The investigation into Terrence Malick’s fall from grace continues with his latest, Song to Song, a film very much like Malick’s previous one, Knight of Cups (2015). The overall narrative scheme goes back even further, to To the Wonder (2012). All three are thwarted love stories about people who find it impossible to sustain a relationship. They tell their tales in an expressive, free-flowing style that leaves us to fill in the gaps of exposition by relying on Malick’s dreamlike images, which are open to interpretation. The verdict on Song to Song: It’s more of the same. We’re back to Square One. Malick has to prove to us all over again why we should care about him.

The plot revolves around Faye (Rooney Mara), an Austin, Texas musician. Against the background of the South by Southwest Music Festival, Faye comes into the orbit of an imperious music producer named Cook (Michael Fassbender), the type of hard-charging businessman who can go home with any woman he wants to. Cook also takes under his managerial wing BV (Ryan Gosling), another struggling musician. At one point, Cook also begins a romance with a waitress, Rhonda (Natalie Portman), leaving BV free to cuddle with Faye. Then Amanda (Cate Blanchett), Zoey (Bérénice Marlohe), and Lykke (Lykke Li) breeze through town, mingling and flirting. Eventually Faye and BV want more out of life. And so on and so forth.

The characters do not conduct their business in the old-fashioned way, by coming into a room, stating their intentions, then storming out to act on their impulses. This is a Terrence Malick movie – they stay in that room, pirouetting in tempo with the European classical and roots-American R&B soundtrack music, indicating their relationships and their off-screen actions obliquely, rather than going out and actually doing them. Malick has famously been devoted to this particular type of storytelling – the voiceovers, the establishing shots, the poetic digressions, etc. — ever since his brilliant 1973 debut feature, Badlands.

The thing that makes Song to Song so different from that film (and from Malick’s masterful 1978 followup, Days of Heaven) is that now the dreamlike connecting scenes of characters expressing their often confused emotions have become virtually the only scenes Malick shows us. So instead of, say, depicting Cook at his office making deals, or BV playing a gig in an Austin saloon, all we get is Cook (or BV) canoodling with Faye (or Rhonda, et al.) in a series of interiors, the plush furnished rooms movie stars are accustomed to. In spots, BV’s music-making scenes suggest a sequel to La La Land – we could call it Blah Blah Land. The film resembles a collection of outtakes, as in the recurring, loving closeups of Rooney’s bare midriff.
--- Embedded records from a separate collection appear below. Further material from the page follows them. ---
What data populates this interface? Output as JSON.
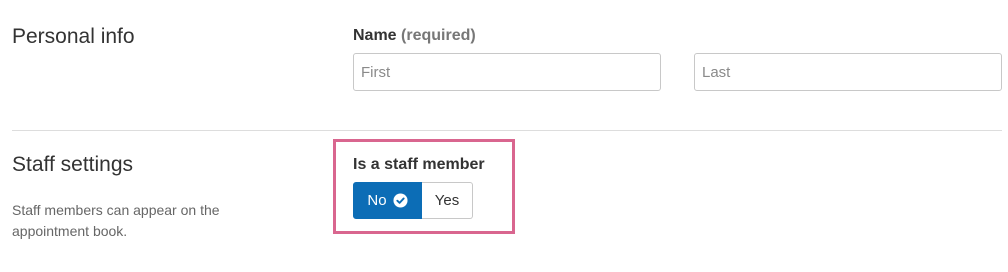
{
  "personal": {
    "title": "Personal info",
    "name_label": "Name",
    "name_required": "(required)",
    "first_placeholder": "First",
    "last_placeholder": "Last"
  },
  "staff": {
    "title": "Staff settings",
    "description": "Staff members can appear on the appointment book.",
    "field_label": "Is a staff member",
    "options": [
      "No",
      "Yes"
    ],
    "selected": "No"
  },
  "colors": {
    "accent": "#0c6db6",
    "highlight": "#d9668f"
  },
  "icons": {
    "selected_indicator": "check-circle-icon"
  }
}
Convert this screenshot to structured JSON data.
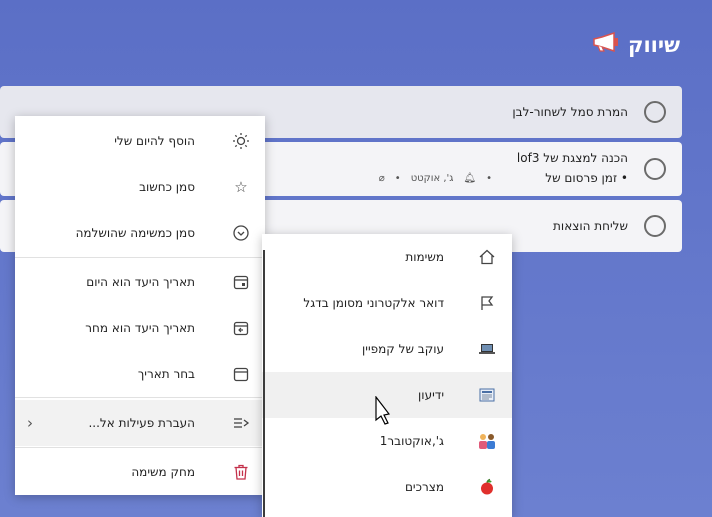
{
  "list": {
    "title": "שיווק",
    "icon": "megaphone-icon"
  },
  "tasks": [
    {
      "title": "המרת סמל לשחור-לבן"
    },
    {
      "title": "הכנה למצגת של lof3",
      "line2": "• זמן פרסום של",
      "meta_date": "ג', אוקטט",
      "meta_dot": "•"
    },
    {
      "title": "שליחת הוצאות"
    }
  ],
  "menu": {
    "items": [
      {
        "label": "הוסף להיום שלי",
        "icon": "sun-icon"
      },
      {
        "label": "סמן כחשוב",
        "icon": "star-icon"
      },
      {
        "label": "סמן כמשימה שהושלמה",
        "icon": "check-circle-icon"
      },
      {
        "label": "תאריך היעד הוא היום",
        "icon": "calendar-today-icon"
      },
      {
        "label": "תאריך היעד הוא מחר",
        "icon": "calendar-tomorrow-icon"
      },
      {
        "label": "בחר תאריך",
        "icon": "calendar-icon"
      },
      {
        "label": "העברת פעילות אל...",
        "icon": "move-list-icon"
      },
      {
        "label": "מחק משימה",
        "icon": "trash-icon"
      }
    ]
  },
  "submenu": {
    "items": [
      {
        "label": "משימות",
        "icon": "home-icon"
      },
      {
        "label": "דואר אלקטרוני מסומן בדגל",
        "icon": "flag-icon"
      },
      {
        "label": "עוקב של קמפיין",
        "icon": "laptop-icon"
      },
      {
        "label": "ידיעון",
        "icon": "newspaper-icon"
      },
      {
        "label": "ג',אוקטובר1",
        "icon": "people-icon"
      },
      {
        "label": "מצרכים",
        "icon": "apple-icon"
      }
    ]
  },
  "colors": {
    "background": "#5b6fc6",
    "delete": "#c4314b"
  }
}
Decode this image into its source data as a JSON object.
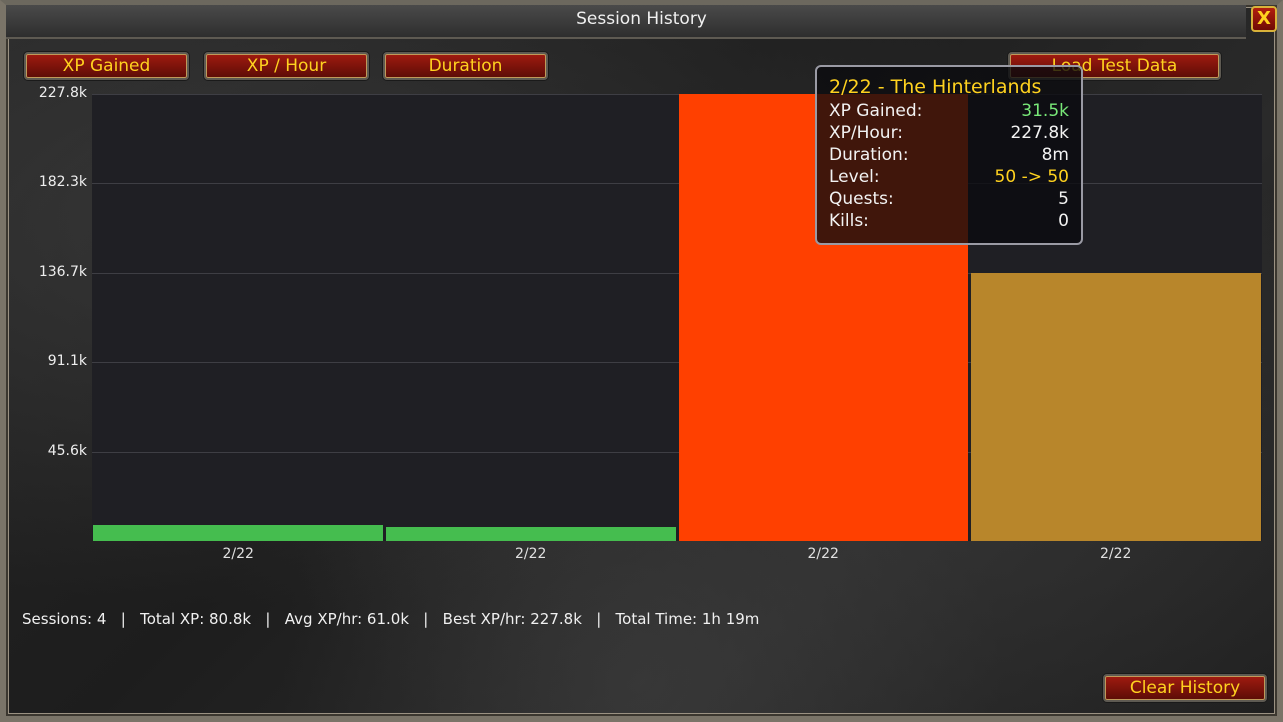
{
  "window": {
    "title": "Session History",
    "close_label": "X"
  },
  "toolbar": {
    "xp_gained": "XP Gained",
    "xp_hour": "XP / Hour",
    "duration": "Duration",
    "load_test": "Load Test Data"
  },
  "chart_data": {
    "type": "bar",
    "categories": [
      "2/22",
      "2/22",
      "2/22",
      "2/22"
    ],
    "values": [
      8.2,
      7.3,
      227.8,
      136.7
    ],
    "bar_colors": [
      "#45bd4f",
      "#45bd4f",
      "#ff4000",
      "#b8862b"
    ],
    "y_ticks": [
      "227.8k",
      "182.3k",
      "136.7k",
      "91.1k",
      "45.6k"
    ],
    "y_tick_values": [
      227.8,
      182.3,
      136.7,
      91.1,
      45.6
    ],
    "ylim": [
      0,
      227.8
    ],
    "ylabel": "",
    "xlabel": "",
    "grid": true
  },
  "tooltip": {
    "title": "2/22 - The Hinterlands",
    "rows": [
      {
        "label": "XP Gained:",
        "value": "31.5k",
        "color": "#78e878"
      },
      {
        "label": "XP/Hour:",
        "value": "227.8k",
        "color": "#f2f2f2"
      },
      {
        "label": "Duration:",
        "value": "8m",
        "color": "#f2f2f2"
      },
      {
        "label": "Level:",
        "value": "50 -> 50",
        "color": "#ffd21f"
      },
      {
        "label": "Quests:",
        "value": "5",
        "color": "#f2f2f2"
      },
      {
        "label": "Kills:",
        "value": "0",
        "color": "#f2f2f2"
      }
    ]
  },
  "stats": "Sessions: 4   |   Total XP: 80.8k   |   Avg XP/hr: 61.0k   |   Best XP/hr: 227.8k   |   Total Time: 1h 19m",
  "footer": {
    "clear_history": "Clear History"
  }
}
In a nutshell: Malick tried a new approach in The Tree of Life, got away with it, and now is engaged in justifying his choices in each new movie by following his most dubious instincts — in this case using four main actors, none of whom has a very inviting presence onscreen. If you weren’t tired of Fassbender before this, you will be by the time it’s over. There’s far too much standing around posing. One of the many frustrating faults of Song to Song is that in demonstrating the suffocating lifestyles of its characters, it triggers claustrophobia. What a relief when they finally venture outdoors.
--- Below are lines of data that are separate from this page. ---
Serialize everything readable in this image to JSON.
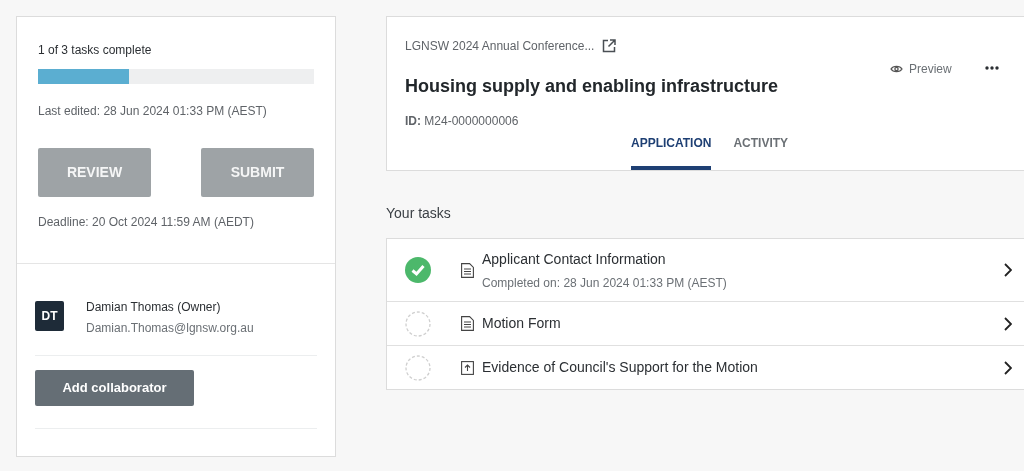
{
  "progress": {
    "label": "1 of 3 tasks complete",
    "level": 0.33
  },
  "last_edited": "Last edited: 28 Jun 2024 01:33 PM (AEST)",
  "buttons": [
    {
      "label": "REVIEW",
      "disabled": true
    },
    {
      "label": "SUBMIT",
      "disabled": true
    }
  ],
  "deadline": "Deadline: 20 Oct 2024 11:59 AM (AEDT)",
  "collaborator": {
    "initials": "DT",
    "name": "Damian Thomas (Owner)",
    "email": "Damian.Thomas@lgnsw.org.au"
  },
  "add_collaborator": "Add collaborator",
  "header": {
    "breadcrumb": "LGNSW 2024 Annual Conference...",
    "title": "Housing supply and enabling infrastructure",
    "id": "**ID:** M24-0000000006",
    "preview": "Preview"
  },
  "tabs": [
    {
      "label": "APPLICATION",
      "selected": true
    },
    {
      "label": "ACTIVITY",
      "selected": false
    }
  ],
  "tasks_heading": "Your tasks",
  "tasks": [
    {
      "kind": "form",
      "title": "Applicant Contact Information",
      "completed": true,
      "completed_on": "Completed on: 28 Jun 2024 01:33 PM (AEST)"
    },
    {
      "kind": "form",
      "title": "Motion Form",
      "completed": false
    },
    {
      "kind": "upload",
      "title": "Evidence of Council's Support for the Motion",
      "completed": false
    }
  ]
}
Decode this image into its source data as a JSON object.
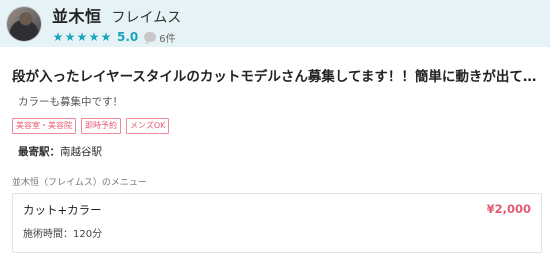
{
  "header": {
    "stylist_name": "並木恒",
    "salon_name": "フレイムス",
    "rating": "5.0",
    "stars": 5,
    "review_count": "6件",
    "accent_color": "#1aa3bf",
    "icons": [
      "avatar",
      "star-icon",
      "review-bubble-icon"
    ]
  },
  "post": {
    "headline": "段が入ったレイヤースタイルのカットモデルさん募集してます！！簡単に動きが出てかわいい",
    "subtext": "カラーも募集中です！",
    "tags": [
      "美容室・美容院",
      "即時予約",
      "メンズOK"
    ],
    "station_label": "最寄駅：",
    "station_value": "南越谷駅"
  },
  "menu": {
    "section_title": "並木恒（フレイムス）のメニュー",
    "items": [
      {
        "name": "カット+カラー",
        "price": "¥2,000",
        "time": "施術時間：120分"
      }
    ],
    "price_color": "#e45a72"
  }
}
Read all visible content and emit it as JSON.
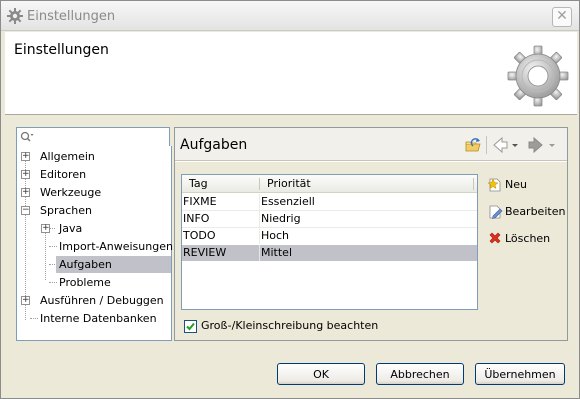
{
  "window": {
    "title": "Einstellungen",
    "close_glyph": "✕"
  },
  "header": {
    "title": "Einstellungen",
    "icon": "gear-large-icon"
  },
  "filter": {
    "value": "",
    "placeholder": "",
    "icon": "search-icon"
  },
  "tree": {
    "items": [
      {
        "label": "Allgemein",
        "expander": "+"
      },
      {
        "label": "Editoren",
        "expander": "+"
      },
      {
        "label": "Werkzeuge",
        "expander": "+"
      },
      {
        "label": "Sprachen",
        "expander": "−"
      },
      {
        "label": "Java",
        "expander": "+"
      },
      {
        "label": "Import-Anweisungen"
      },
      {
        "label": "Aufgaben",
        "selected": true
      },
      {
        "label": "Probleme"
      },
      {
        "label": "Ausführen / Debuggen",
        "expander": "+"
      },
      {
        "label": "Interne Datenbanken"
      }
    ]
  },
  "panel": {
    "title": "Aufgaben",
    "toolbar": [
      "restore-defaults-icon",
      "back-arrow-icon",
      "forward-arrow-icon"
    ]
  },
  "table": {
    "columns": [
      "Tag",
      "Priorität"
    ],
    "rows": [
      {
        "tag": "FIXME",
        "priority": "Essenziell"
      },
      {
        "tag": "INFO",
        "priority": "Niedrig"
      },
      {
        "tag": "TODO",
        "priority": "Hoch"
      },
      {
        "tag": "REVIEW",
        "priority": "Mittel",
        "selected": true
      }
    ]
  },
  "side_buttons": {
    "new": "Neu",
    "edit": "Bearbeiten",
    "delete": "Löschen"
  },
  "case_sensitive": {
    "label": "Groß-/Kleinschreibung beachten",
    "checked": true
  },
  "footer": {
    "ok": "OK",
    "cancel": "Abbrechen",
    "apply": "Übernehmen"
  },
  "colors": {
    "selection": "#c1c1c9",
    "background": "#ece9d8",
    "border": "#7f9db9"
  }
}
Does the camera look up into the trees? Yeah. Are there platitudes in voiceover? Uh-huh. As usual, the dialogue is incidental. How can you make a movie with Ryan Gosling, Rooney Mara, Natalie Portman, Michael Fassbender, and Cate Blanchett that turns out such a bloody bore? Not even Patti Smith or Iggy Pop can offer much help. Malick seems at odds with the modern world. With Badlands, Days of Heaven, The Thin Red Line, and The New World in mind, here’s a theory for the perplexed: When Terrence Malick got away from the past, he got lost. Whether you loved or hated The Tree of Life, you’ll feel exactly that same way about Song to Song. If you’ve ever fallen under the spell of Days of Heaven, however, you’ll feel like crying.